I like your first two-sentence hook but I would shorten and change it slightly to give it more punch: Phophecies are overrated. Ariana thinks they're no different from the horoscopes in Seventeen magazine. But she doesn't know her lavender eyes and birthmark are a sign she's the fifth daughter of a powerful bloodline foretold in an ancient prophecy.

If you shorten your query by distilling it down into the most important elements and make it flow better, it will pop! Hope this helps and I'd love feedback on mine (#80). Cheers!

Mara Valderran said...

Thank you for your comments! I appreciate the input. Ariana isn't the only main character. The story is centered around the five girls, but Ariana and Zelene take center stage more often, which is why the query focuses on them. It's told from third person omniscient.

I know the WC is high. :( I'm trying to cut it, but I doubt I will be able to cut it down to the standards for a new YA writer.
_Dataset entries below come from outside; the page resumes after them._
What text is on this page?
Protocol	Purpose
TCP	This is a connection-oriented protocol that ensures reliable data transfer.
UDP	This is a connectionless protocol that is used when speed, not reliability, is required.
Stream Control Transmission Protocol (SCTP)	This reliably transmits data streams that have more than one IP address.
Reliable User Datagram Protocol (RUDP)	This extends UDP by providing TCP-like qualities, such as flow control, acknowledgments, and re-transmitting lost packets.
It wouldn't work as two books, though I appreciate the suggestion.

Yup, the first 150 is the prologue. I can easily switch that to the first chapter if it isn't frowned upon. The first chapter focuses on Ariana. Should I post that on here as a comment or just leave it be?

Anonymous said...

I like your query’s hook – though I think you could combine it with the second sentence if you wanted (re-working it just a bit) for some extra punch. Wait. Now that I re-read it, I’m wondering if the reference to “Seventeen Magazine” is a good idea though because that suggests the story is set on our world—not the one(s) you’ve created.

The rest of the query makes sense which is pretty impressive given your world(s), but I wonder if you can get to the conflict without giving so much exposition. Maybe you can’t. The query is on the longer side so if you can cut more quickly to what your protagonists have to do/decide (the main conflict) and the stakes, I think that might make for a stronger query. Unfortunately, I’m not sure how you’d do that (yes, I am an amazing critique partner—I know). What if you simply say that the sisters were separated at birth, one having grown up in splendor, the other in squalor, but now due to __ they are thrown together and must ___. Something like that only less cliché?

The first 150 words are fine though it seems like you got cut off before the scene really got started. I wouldn’t mind some more imagery of the baby being taken away (oh my God that sounds so awful! I’m going to hell!).

Best of luck!

-Craig # 76

Mara Valderran said...

No worries, Craig. If you are going to hell for saying you want to see that then I am sure I will be there for writing it!

I reworked the query using some of your suggestions and also switching to the first 150 of chapter one and posted it on my blog ( I also changed it to New Adult. I'm planning on submitting it for the pitch contest tomorrow so any last minute suggestions are more than welcome! Thanks again for all your pointers! :)

Anonymous said...

I just checked out your new version and think it is an improvement for a number of reasons. The main thing is, I understood everything and the plot came through just fine. The only other thing you might want to finesse is making sure that we know what your main character must choose/do. Right now, it is about stuff that happens to her or around her, but she's not the one pushing the story forward.
Looks good!

Rebecca Enzor said...

Love the mix of fantasy and contemporary in the query.

The only part I thought could be stronger was the last line: "But when the good guys are proving to be not so good and the bad guys seem to have the wrong methods but the right ideas, where does that leave them?" You really need to punch us with the stakes here. What's going to happen with the world and the family if they fail.

The 150 sounds like a prologue, but most agents don't like those, so you have to be careful. Especially since you don't mention either character in the query.